The head of the world's largest asset management company said current challenges include the rise in populism, terrorism, protectionism, and social inequality, which are all contributing to crises in the world economy's dominant mechanisms and institutions.

It has become increasingly difficult for the WTO to serve multilateral Trade, said Michael Froman, who served as U.S. Trade representative under former U.S. President Barack Obama, in an opening statement at the forum.
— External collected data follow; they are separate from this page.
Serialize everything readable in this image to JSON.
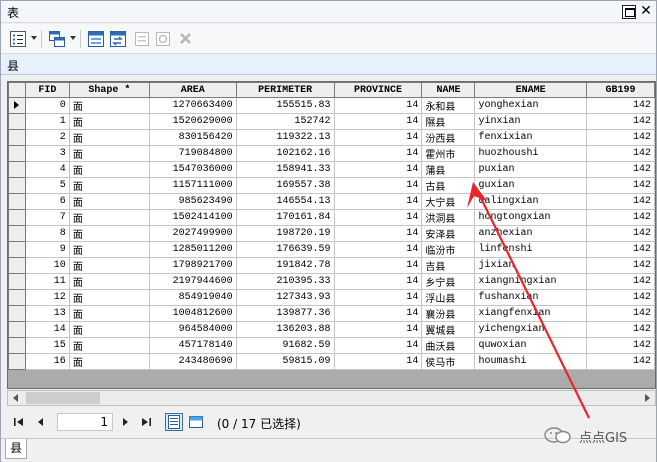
{
  "window": {
    "title": "表"
  },
  "toolbar": {
    "icons": [
      "table-options-icon",
      "related-tables-icon",
      "select-by-attributes-icon",
      "switch-selection-icon",
      "clear-selection-icon",
      "zoom-to-selected-icon",
      "delete-selected-icon"
    ]
  },
  "tab": {
    "label": "县"
  },
  "table": {
    "columns": [
      "FID",
      "Shape *",
      "AREA",
      "PERIMETER",
      "PROVINCE",
      "NAME",
      "ENAME",
      "GB199"
    ],
    "rows": [
      [
        "0",
        "面",
        "1270663400",
        "155515.83",
        "14",
        "永和县",
        "yonghexian",
        "142"
      ],
      [
        "1",
        "面",
        "1520629000",
        "152742",
        "14",
        "隰县",
        "yinxian",
        "142"
      ],
      [
        "2",
        "面",
        "830156420",
        "119322.13",
        "14",
        "汾西县",
        "fenxixian",
        "142"
      ],
      [
        "3",
        "面",
        "719084800",
        "102162.16",
        "14",
        "霍州市",
        "huozhoushi",
        "142"
      ],
      [
        "4",
        "面",
        "1547036000",
        "158941.33",
        "14",
        "蒲县",
        "puxian",
        "142"
      ],
      [
        "5",
        "面",
        "1157111000",
        "169557.38",
        "14",
        "古县",
        "guxian",
        "142"
      ],
      [
        "6",
        "面",
        "985623490",
        "146554.13",
        "14",
        "大宁县",
        "dalingxian",
        "142"
      ],
      [
        "7",
        "面",
        "1502414100",
        "170161.84",
        "14",
        "洪洞县",
        "hongtongxian",
        "142"
      ],
      [
        "8",
        "面",
        "2027499900",
        "198720.19",
        "14",
        "安泽县",
        "anzhexian",
        "142"
      ],
      [
        "9",
        "面",
        "1285011200",
        "176639.59",
        "14",
        "临汾市",
        "linfenshi",
        "142"
      ],
      [
        "10",
        "面",
        "1798921700",
        "191842.78",
        "14",
        "吉县",
        "jixian",
        "142"
      ],
      [
        "11",
        "面",
        "2197944600",
        "210395.33",
        "14",
        "乡宁县",
        "xiangningxian",
        "142"
      ],
      [
        "12",
        "面",
        "854919040",
        "127343.93",
        "14",
        "浮山县",
        "fushanxian",
        "142"
      ],
      [
        "13",
        "面",
        "1004812600",
        "139877.36",
        "14",
        "襄汾县",
        "xiangfenxian",
        "142"
      ],
      [
        "14",
        "面",
        "964584000",
        "136203.88",
        "14",
        "翼城县",
        "yichengxian",
        "142"
      ],
      [
        "15",
        "面",
        "457178140",
        "91682.59",
        "14",
        "曲沃县",
        "quwoxian",
        "142"
      ],
      [
        "16",
        "面",
        "243480690",
        "59815.09",
        "14",
        "侯马市",
        "houmashi",
        "142"
      ]
    ]
  },
  "status": {
    "page": "1",
    "selection_text": "(0 / 17 已选择)"
  },
  "bottom_tab": {
    "label": "县"
  },
  "watermark": {
    "text": "点点GIS"
  },
  "colors": {
    "annotation_arrow": "#e8262c",
    "header_bg": "#eeeeee",
    "grid_bg": "#ababab"
  }
}
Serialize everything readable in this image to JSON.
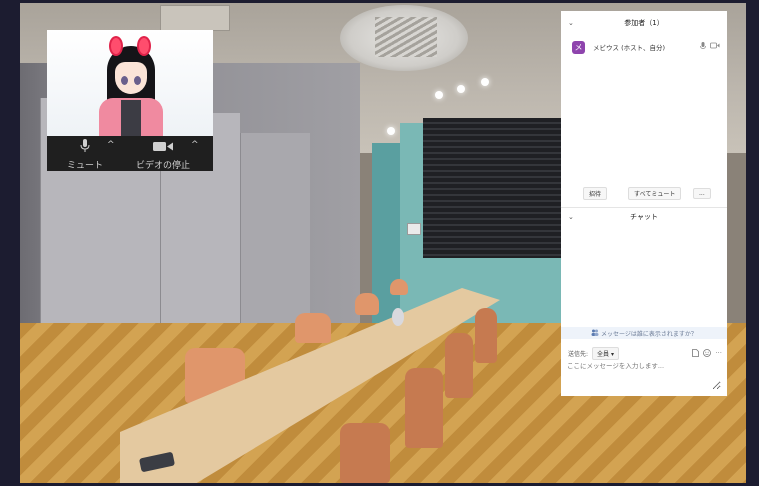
{
  "video_tile": {
    "mute_label": "ミュート",
    "video_label": "ビデオの停止",
    "mute_caret": "^",
    "video_caret": "^"
  },
  "participants_panel": {
    "collapse_glyph": "⌄",
    "title": "参加者（1）",
    "participants": [
      {
        "initial": "メ",
        "name": "メビウス (ホスト、自分)",
        "badge_color": "#8e44ad"
      }
    ],
    "invite_label": "招待",
    "mute_all_label": "すべてミュート",
    "more_label": "..."
  },
  "chat_panel": {
    "collapse_glyph": "⌄",
    "title": "チャット",
    "privacy_notice": "メッセージは誰に表示されますか？",
    "send_to_label": "送信先:",
    "recipient": "全員",
    "input_placeholder": "ここにメッセージを入力します...",
    "more_glyph": "···"
  },
  "icons": [
    "microphone-icon",
    "video-camera-icon",
    "file-icon",
    "emoji-icon",
    "people-icon"
  ]
}
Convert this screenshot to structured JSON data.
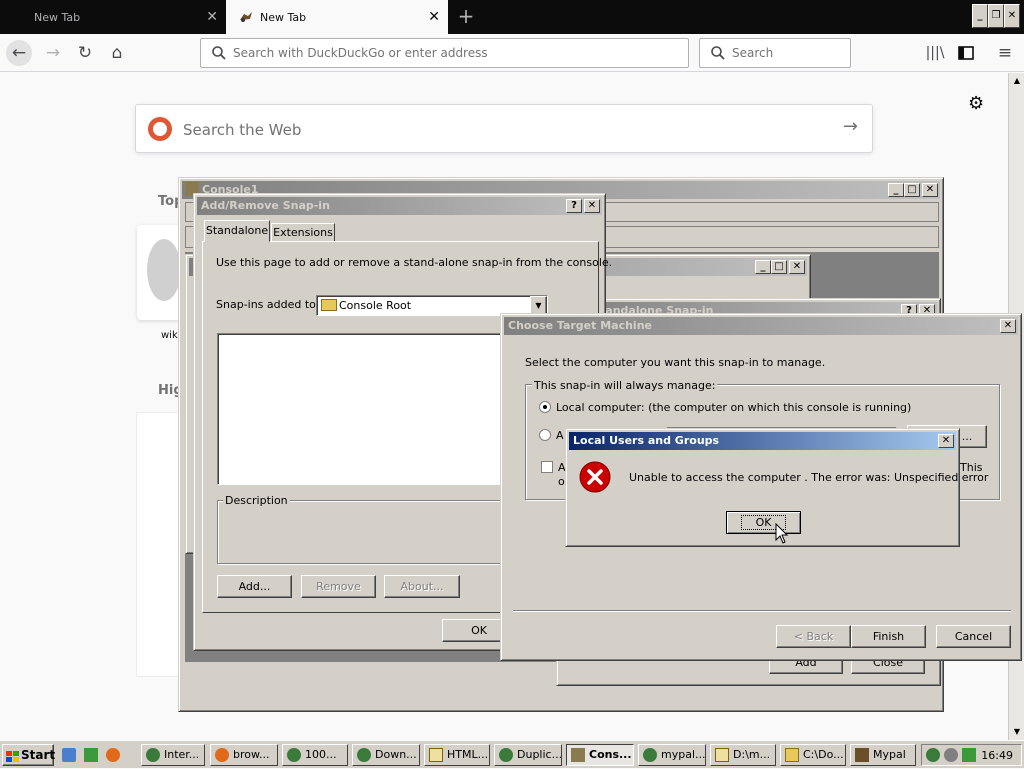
{
  "browser": {
    "tabs": [
      {
        "label": "New Tab",
        "active": false
      },
      {
        "label": "New Tab",
        "active": true
      }
    ],
    "urlbar_placeholder": "Search with DuckDuckGo or enter address",
    "searchbar_placeholder": "Search"
  },
  "newtab": {
    "search_placeholder": "Search the Web",
    "fragments": {
      "top": "Top",
      "wiki": "wik",
      "high": "Hig"
    }
  },
  "console": {
    "title": "Console1"
  },
  "snapin_dialog": {
    "title": "Add/Remove Snap-in",
    "tabs": [
      "Standalone",
      "Extensions"
    ],
    "intro": "Use this page to add or remove a stand-alone snap-in from the console.",
    "snapins_label": "Snap-ins added to:",
    "snapins_value": "Console Root",
    "description_label": "Description",
    "add_label": "Add...",
    "remove_label": "Remove",
    "about_label": "About...",
    "ok_label": "OK"
  },
  "standalone_dialog": {
    "title": "Add Standalone Snap-in",
    "add_label": "Add",
    "close_label": "Close"
  },
  "target_dialog": {
    "title": "Choose Target Machine",
    "prompt": "Select the computer you want this snap-in to manage.",
    "group_label": "This snap-in will always manage:",
    "local_label": "Local computer:  (the computer on which this console is running)",
    "another_label": "A",
    "checkbox_frag": "A",
    "checkbox_frag2": "o",
    "this_frag": "This",
    "browse_frag": "...",
    "back_label": "< Back",
    "finish_label": "Finish",
    "cancel_label": "Cancel"
  },
  "error_dialog": {
    "title": "Local Users and Groups",
    "message": "Unable to access the computer .  The error was: Unspecified error",
    "ok_label": "OK"
  },
  "taskbar": {
    "start_label": "Start",
    "tasks": [
      "Inter...",
      "brow...",
      "100...",
      "Down...",
      "HTML...",
      "Duplic...",
      "Cons...",
      "mypal...",
      "D:\\m...",
      "C:\\Do...",
      "Mypal"
    ],
    "clock": "16:49"
  },
  "colors": {
    "active_title_start": "#0a246a",
    "active_title_end": "#a6caf0",
    "inactive_title": "#808080",
    "error_red": "#cc0000",
    "ddg_orange": "#de5833"
  }
}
Froman, now Mastercard's vice chairman, saw the U.S. withdrawing from numerous international agreements and imposing unilateral tariffs on other countries in the current Trump administration.

"The enormous costs of such Trade frictions and investment protection will eventually lead to the recognition that a rules-based multilateral trading system is always more conducive to the global economy and its interests than fragmented bilateral Trade regimes," said Wang Yiming, deputy director of the Development Research Center of the State Council.

Wang Yiming, deputy director of the Development Research Center of the State Council, speaks at the CDF, March 23, 2019. /VCG Photo

In the context of continuing globalization, China's Belt and Road Initiative (BRI) proposes an alternative mechanism and will considerably shape geopolitics that frame the development of the world economy.

The BRI gives countries, marginalized under the system dominated by institutions such as the WTO, access to the global market, said Li Yang, an influential economist at the Chinese Academy of Social Sciences (CASS), a top government think tank, and chairman of the state financial development lab.

Experts expressed hope in a new wave of technological innovation as one of the main opportunities for growth of the world economy.

Wang said technological development would increase productivity, advance the division of labor and cooperation among countries and strengthen the trend of global economic integration.

Martin Wolf, the chief economics commentator at the Financial Times, told the media that investments in innovation were vital as new technologies should sustain the world economy, under the condition of a "reasonable amount of international cooperation."

The three-day CDF provides an international platform for dialogue between China's senior leadership and representatives from leading businesses, international organizations, and scholars from China and abroad.

With the objective of "Engaging with the world for Common Prosperity," more than 80 global chief executives from Fortune 500 companies worldwide participate in the forum to discuss the policies and messages coming out of China's top political season, the Two Sessions.